From the years I used to follow them on the Denver Nuggets, the two players could not be more different. Nene approached the game selflessly. He banged under the boards for rebounds. He looked to get his teammates involved. He took charges and was unafraid of contact. He was known as a grit player and exhibited a tremendous amount soft-skills. These same soft-skills do not show up on any stat sheets as there is no process for measurement. Toughness is at the forefront of the list.

Melo, on the other hand, chose the jump shot over driving to the basket. He didn’t move around much to get open. He didn’t play any significant level of defense. Some said he is soft. Some said he played selfishly. Melo kept shooting and avoiding contact to protect his instrument from damage and secured long term investments toward future contracts.

Carmelo Anthony’s infamous sign and trade deal at the end of his tenure with the Nuggets completely dismantled his destination team, the New York Knicks. The Knicks traded four of their rising stars to free up salary cap space for the mega-star. He forced his new team to dismantle themselves to be able to afford his “I.” They awarded him a ludicrous paycheck of $77.5 million over the next four seasons.


Nene, a good teammate, would be doomed to the annals of mediocrity in the history of the game. During the same period of Melo’s first contract with the Knicks, Nene banked $50.4 million. He made $27 million dollars less.

Nene Hilario stands a .06% probability of making the Hall of Fame{1}.

Over the course of their careers Nene has had an almost ten percent higher shooting efficiency. Carmelo has 12.4 more points per game and shoots 11.1 more shots per game. Nene hits the high percentage shots. Anthony just takes a lot more shots with blatant disregard for his teammates being open and he himself being covered.

I always loved watching Nene play. I would get infuriated by Carmelo’s refusal to drive to the basket through a lesser defender. He often chose to take a lazy, off-balance, contested jumper. More often than not he would miss it, especially when the game was on the line.
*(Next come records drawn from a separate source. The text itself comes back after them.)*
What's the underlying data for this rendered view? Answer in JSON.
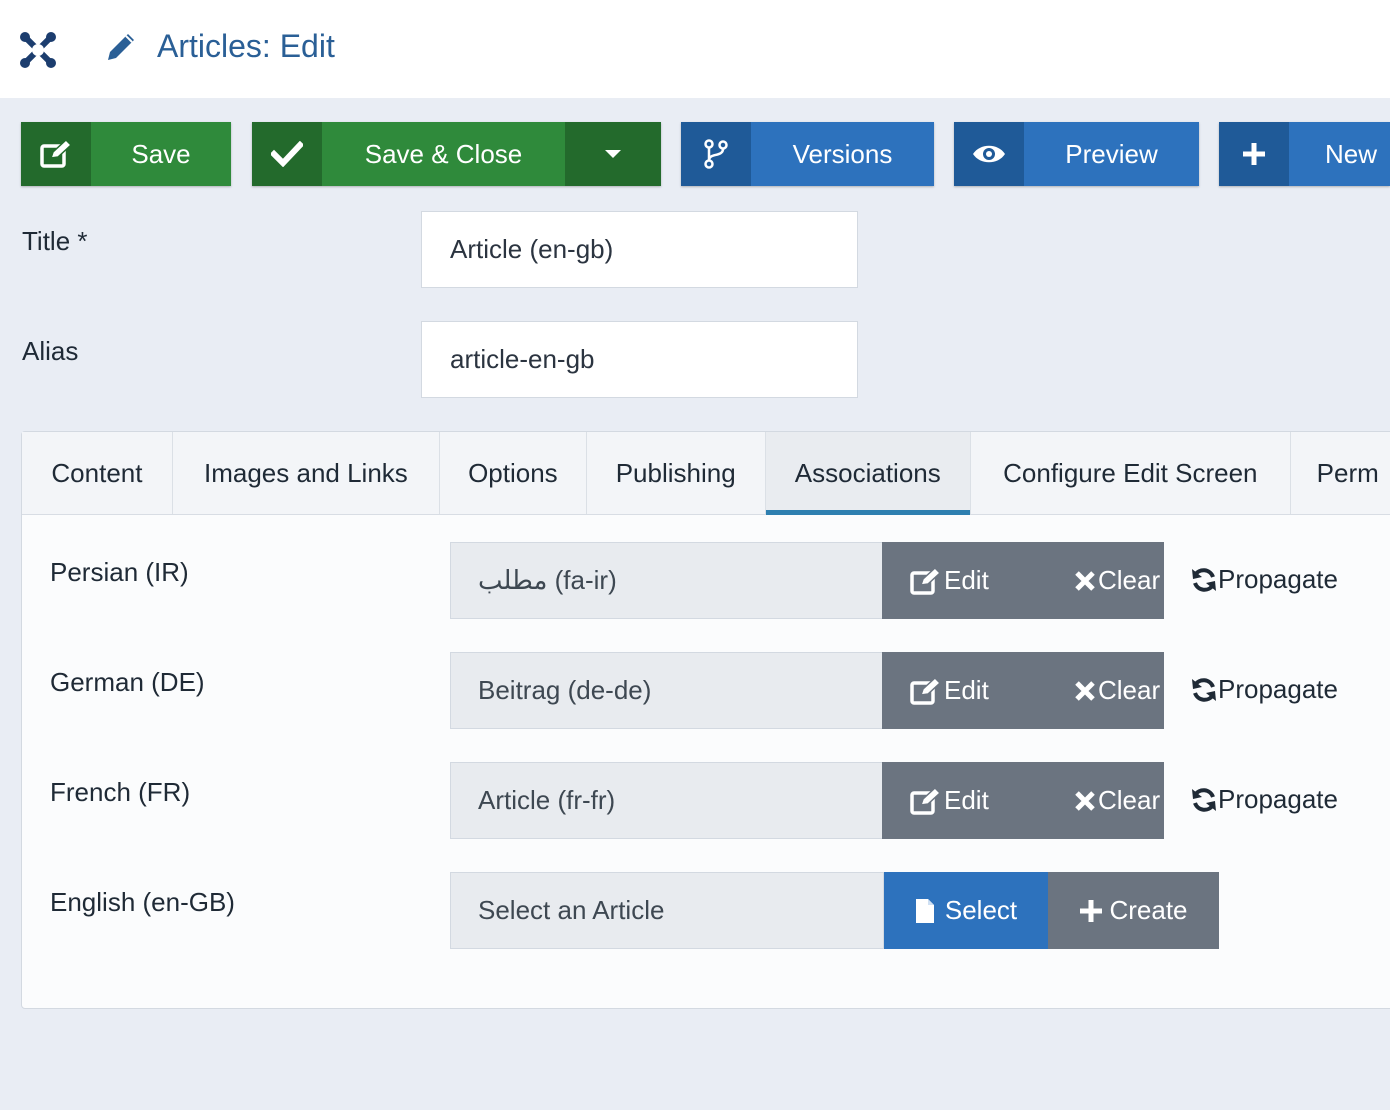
{
  "header": {
    "title": "Articles: Edit",
    "logo_icon": "joomla-logo-icon",
    "title_icon": "pencil-icon"
  },
  "toolbar": {
    "save": "Save",
    "save_close": "Save & Close",
    "versions": "Versions",
    "preview": "Preview",
    "new": "New"
  },
  "form": {
    "title_label": "Title *",
    "title_value": "Article (en-gb)",
    "alias_label": "Alias",
    "alias_value": "article-en-gb"
  },
  "tabs": [
    {
      "label": "Content"
    },
    {
      "label": "Images and Links"
    },
    {
      "label": "Options"
    },
    {
      "label": "Publishing"
    },
    {
      "label": "Associations",
      "active": true
    },
    {
      "label": "Configure Edit Screen"
    },
    {
      "label": "Perm"
    }
  ],
  "associations": [
    {
      "language": "Persian (IR)",
      "value": "مطلب (fa-ir)",
      "edit": "Edit",
      "clear": "Clear",
      "propagate": "Propagate"
    },
    {
      "language": "German (DE)",
      "value": "Beitrag (de-de)",
      "edit": "Edit",
      "clear": "Clear",
      "propagate": "Propagate"
    },
    {
      "language": "French (FR)",
      "value": "Article (fr-fr)",
      "edit": "Edit",
      "clear": "Clear",
      "propagate": "Propagate"
    },
    {
      "language": "English (en-GB)",
      "value": "Select an Article",
      "select": "Select",
      "create": "Create"
    }
  ],
  "colors": {
    "green_dark": "#236a2c",
    "green": "#2f8a3b",
    "blue_dark": "#1f5a98",
    "blue": "#2d72bd",
    "grey_button": "#6b7480",
    "tab_accent": "#2e7fb0",
    "title_blue": "#2a5f96"
  }
}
Today I would rather be Carmelo Anthony. Sorry, Nene.
The coaches and bosses tell people, “There is no I in team.” I respond with a cliche of my own, “It’s just business.”

The bosses and owners want more profitability, return on investment, and golden parachutes. The employees want a generous paycheck, creature comforts, longevity, and opportunities for advancement. They want to become the bosses and owners one day.

You’ve got to have stars though. Golf hasn’t been much without Tiger Woods. Basketball hurt for a long while after Michael Jordan hung up his Wizard’s jersey.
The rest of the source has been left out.